Weston, J.P., dissents in a separate memorandum.

Weston, J.P., dissents and votes to affirm the order in the following memorandum:

At issue on this appeal is whether the February 10, 2011 information alleged sufficient facts from which an inference of intent could be rationally drawn. Affording the factual allegations the "fair and not overly restrictive or technical reading" to which they are entitled (People v Casey, 95 NY2d 354, 360 [2000]), in my opinion, it did not. I would affirm the Criminal Court's order dismissing the accusatory instrument.

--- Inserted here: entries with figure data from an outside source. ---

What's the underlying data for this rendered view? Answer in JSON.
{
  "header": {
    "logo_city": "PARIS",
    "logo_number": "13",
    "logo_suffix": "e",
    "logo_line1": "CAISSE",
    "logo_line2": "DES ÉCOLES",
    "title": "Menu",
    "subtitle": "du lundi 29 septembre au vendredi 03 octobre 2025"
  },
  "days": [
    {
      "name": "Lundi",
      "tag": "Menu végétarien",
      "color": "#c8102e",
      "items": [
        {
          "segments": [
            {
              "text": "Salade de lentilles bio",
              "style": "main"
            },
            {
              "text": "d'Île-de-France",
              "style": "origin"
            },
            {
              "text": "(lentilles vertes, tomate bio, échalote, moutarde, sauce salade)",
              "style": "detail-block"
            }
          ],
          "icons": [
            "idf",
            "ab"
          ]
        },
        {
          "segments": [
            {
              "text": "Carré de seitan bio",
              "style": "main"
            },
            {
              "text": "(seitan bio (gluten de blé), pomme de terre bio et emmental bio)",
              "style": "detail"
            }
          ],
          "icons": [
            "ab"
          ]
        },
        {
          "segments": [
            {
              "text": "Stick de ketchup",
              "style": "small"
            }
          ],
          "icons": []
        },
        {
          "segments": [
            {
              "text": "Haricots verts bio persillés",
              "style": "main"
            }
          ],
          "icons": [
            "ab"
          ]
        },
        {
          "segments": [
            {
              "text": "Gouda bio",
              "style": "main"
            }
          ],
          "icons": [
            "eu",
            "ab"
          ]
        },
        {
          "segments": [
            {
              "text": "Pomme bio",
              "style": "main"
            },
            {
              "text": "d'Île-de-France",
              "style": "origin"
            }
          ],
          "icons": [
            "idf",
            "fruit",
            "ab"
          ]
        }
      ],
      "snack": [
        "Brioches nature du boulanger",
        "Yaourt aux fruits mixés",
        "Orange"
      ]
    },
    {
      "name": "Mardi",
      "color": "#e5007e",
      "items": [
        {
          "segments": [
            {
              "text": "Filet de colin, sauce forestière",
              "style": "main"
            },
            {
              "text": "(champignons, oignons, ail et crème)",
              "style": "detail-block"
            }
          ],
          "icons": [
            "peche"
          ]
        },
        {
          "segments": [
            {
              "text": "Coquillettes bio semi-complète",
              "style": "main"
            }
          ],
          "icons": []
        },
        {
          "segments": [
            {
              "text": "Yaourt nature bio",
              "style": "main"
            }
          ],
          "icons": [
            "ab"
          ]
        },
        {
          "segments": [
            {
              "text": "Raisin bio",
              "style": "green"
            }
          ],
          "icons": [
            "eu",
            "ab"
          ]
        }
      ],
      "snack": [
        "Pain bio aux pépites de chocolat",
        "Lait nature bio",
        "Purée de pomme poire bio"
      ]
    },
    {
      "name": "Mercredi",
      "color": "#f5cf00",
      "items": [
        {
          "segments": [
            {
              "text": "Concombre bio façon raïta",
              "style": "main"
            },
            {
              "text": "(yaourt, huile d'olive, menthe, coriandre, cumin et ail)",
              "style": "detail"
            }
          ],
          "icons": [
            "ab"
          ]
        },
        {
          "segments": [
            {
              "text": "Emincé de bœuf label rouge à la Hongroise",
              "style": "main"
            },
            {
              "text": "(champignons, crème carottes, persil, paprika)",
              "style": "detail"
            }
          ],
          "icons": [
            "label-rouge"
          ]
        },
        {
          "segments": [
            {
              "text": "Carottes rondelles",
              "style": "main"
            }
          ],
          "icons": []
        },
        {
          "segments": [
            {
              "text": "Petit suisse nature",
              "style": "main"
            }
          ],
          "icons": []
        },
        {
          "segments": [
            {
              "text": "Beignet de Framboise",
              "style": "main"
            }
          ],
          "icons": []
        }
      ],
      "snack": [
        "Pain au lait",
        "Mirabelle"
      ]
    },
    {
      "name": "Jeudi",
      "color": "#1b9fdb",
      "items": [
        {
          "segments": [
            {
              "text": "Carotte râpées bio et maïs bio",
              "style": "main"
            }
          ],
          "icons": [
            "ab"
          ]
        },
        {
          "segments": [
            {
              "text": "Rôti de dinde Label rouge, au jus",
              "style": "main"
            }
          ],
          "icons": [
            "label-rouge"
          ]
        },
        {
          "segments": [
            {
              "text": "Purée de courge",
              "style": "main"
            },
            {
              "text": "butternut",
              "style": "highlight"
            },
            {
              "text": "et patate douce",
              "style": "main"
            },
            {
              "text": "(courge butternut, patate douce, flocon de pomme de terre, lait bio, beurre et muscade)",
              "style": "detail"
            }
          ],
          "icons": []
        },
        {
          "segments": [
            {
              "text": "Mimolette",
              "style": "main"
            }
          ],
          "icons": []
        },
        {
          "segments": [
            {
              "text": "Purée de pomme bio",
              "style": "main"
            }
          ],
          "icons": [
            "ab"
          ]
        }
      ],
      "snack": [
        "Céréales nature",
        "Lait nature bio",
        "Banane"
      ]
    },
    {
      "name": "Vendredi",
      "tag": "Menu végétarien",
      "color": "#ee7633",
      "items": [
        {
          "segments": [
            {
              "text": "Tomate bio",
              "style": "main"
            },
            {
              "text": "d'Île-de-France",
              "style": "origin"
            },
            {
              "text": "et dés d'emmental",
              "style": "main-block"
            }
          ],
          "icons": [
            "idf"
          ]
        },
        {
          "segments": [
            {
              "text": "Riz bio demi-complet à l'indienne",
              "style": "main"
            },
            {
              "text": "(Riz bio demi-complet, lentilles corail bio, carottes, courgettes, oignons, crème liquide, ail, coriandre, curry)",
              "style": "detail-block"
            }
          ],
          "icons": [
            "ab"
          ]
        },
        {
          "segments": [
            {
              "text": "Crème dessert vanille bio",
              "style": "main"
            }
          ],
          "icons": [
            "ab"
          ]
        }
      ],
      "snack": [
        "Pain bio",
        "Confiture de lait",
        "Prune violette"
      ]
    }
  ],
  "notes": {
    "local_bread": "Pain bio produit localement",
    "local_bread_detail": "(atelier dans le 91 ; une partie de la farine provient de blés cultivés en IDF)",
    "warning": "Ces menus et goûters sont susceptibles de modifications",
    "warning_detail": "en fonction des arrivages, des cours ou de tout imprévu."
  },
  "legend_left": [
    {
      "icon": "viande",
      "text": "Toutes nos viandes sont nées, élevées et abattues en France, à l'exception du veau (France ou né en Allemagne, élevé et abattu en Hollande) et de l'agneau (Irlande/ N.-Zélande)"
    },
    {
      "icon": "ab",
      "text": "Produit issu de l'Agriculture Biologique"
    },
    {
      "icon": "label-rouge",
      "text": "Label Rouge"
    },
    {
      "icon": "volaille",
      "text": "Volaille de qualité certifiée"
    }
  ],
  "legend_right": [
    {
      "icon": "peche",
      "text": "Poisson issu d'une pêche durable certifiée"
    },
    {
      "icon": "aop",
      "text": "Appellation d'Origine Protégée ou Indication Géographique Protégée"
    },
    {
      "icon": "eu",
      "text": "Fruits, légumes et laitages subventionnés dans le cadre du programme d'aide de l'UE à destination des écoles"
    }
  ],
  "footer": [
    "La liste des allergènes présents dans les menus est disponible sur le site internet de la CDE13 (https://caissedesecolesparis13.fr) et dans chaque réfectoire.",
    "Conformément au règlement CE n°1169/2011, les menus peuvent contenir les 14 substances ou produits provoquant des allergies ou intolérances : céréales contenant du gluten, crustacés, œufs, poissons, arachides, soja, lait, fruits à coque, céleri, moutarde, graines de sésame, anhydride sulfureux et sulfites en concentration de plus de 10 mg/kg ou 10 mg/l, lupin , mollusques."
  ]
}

To support a charge of attempted assault in the third degree, the factual portion of the information must "provide reasonable cause to believe" (CPL 100.40 [1] [b]) and "establish, if true" (CPL 100.40 [1] [1]) that defendant had the intent necessary to "cause physical injury" (Penal Law § 120.00 [1]). Although intent can be inferred from the act itself or upon the surrounding circumstances (see People v Bracey, 41 NY2d 296, 301 [1977]), here, the arresting officer's factual allegations fall short of raising such an inference. The officer's statement that he observed defendant with her hands around the victim's neck, "choking" the victim is nothing more than a conclusory assumption of what the officer perceived defendant to be doing (see People v Kalin, 12 NY3d 225, 229 [2009] [conclusory statement that a substance seized from defendant was a type of controlled substance does not meet reasonable cause requirement], citing People v Dumas, 68 NY2d 729 [1986]). Without any additional facts, such as the victim's response, the victim's physical condition, or any other surrounding circumstances, it is unclear whether defendant acted with the requisite intent to support a charge of attempted assault. To the extent the majority concludes otherwise based on defendant's statement that she "could kill [the victim] sometimes," I agree with the Criminal Court that the statement is too ambiguous to establish reasonable cause to believe that defendant intended to cause physical injury.

Nor is there anything in the officer's observations to establish, if true, the intent necessary to sustain a charge of attempted criminal obstruction of breathing or blood circulation (Penal Law §§ 110.00, 121.11 [a]). As relevant here, a person is guilty of criminal obstruction of breathing or blood circulation when, "with intent to impede the normal breathing or circulation of the blood of another person, he or she . . . applies pressure on the throat or neck of such person . . ." (Penal Law § 121.11 [a]). While there is no requirement that the defendant cause any pain or injury, the allegations must demonstrate, prima facie, an intent to "impede the normal breathing or circulation of the blood" (Penal Law § 121.11 [a]). Here, again, the officer's [*4]conclusory statement that he observed defendant "choking" the victim is insufficient to sustain this element (see People v Kalin, 12 NY3d at 229). "Rather, the factual allegations must establish the basis of the arresting officer's belief [that defendant was choking the victim]" (id.). For instance, had the officer alleged that the victim was gasping for air or turning blue while defendant placed her hands around the victim's neck, an inference could rationally be drawn that defendant intended to impede the victim's breathing or circulation (see People v Bello, 92 NY2d 523 [1998]). Absent any allegations as to the victim's response or the surrounding circumstances, there is nothing to support the officer's belief that defendant was "choking" the victim.[FN1]

Without sufficient factual allegations supporting the element of intent, there was no basis to infer that the officer had probable cause to arrest defendant for the crimes charged. Thus, the Criminal Court properly dismissed the charge accusing defendant of resisting arrest (see Penal Law § 205.30). Since the February 10, 2011 information was properly dismissed as jurisdictionally defective, and the People failed to state their readiness for trial within 90 days thereof, the court properly dismissed the subsequent information on speedy trial grounds (see CPL 30.30 [1] [b]).

Accordingly, I vote to affirm the order.
Decision Date: December 09, 2013

Footnotes


Footnote 1: Since the information fails to sufficiently allege the element of intent, the charge of harassment in the second degree was also properly dismissed (see Penal Law § 240.26).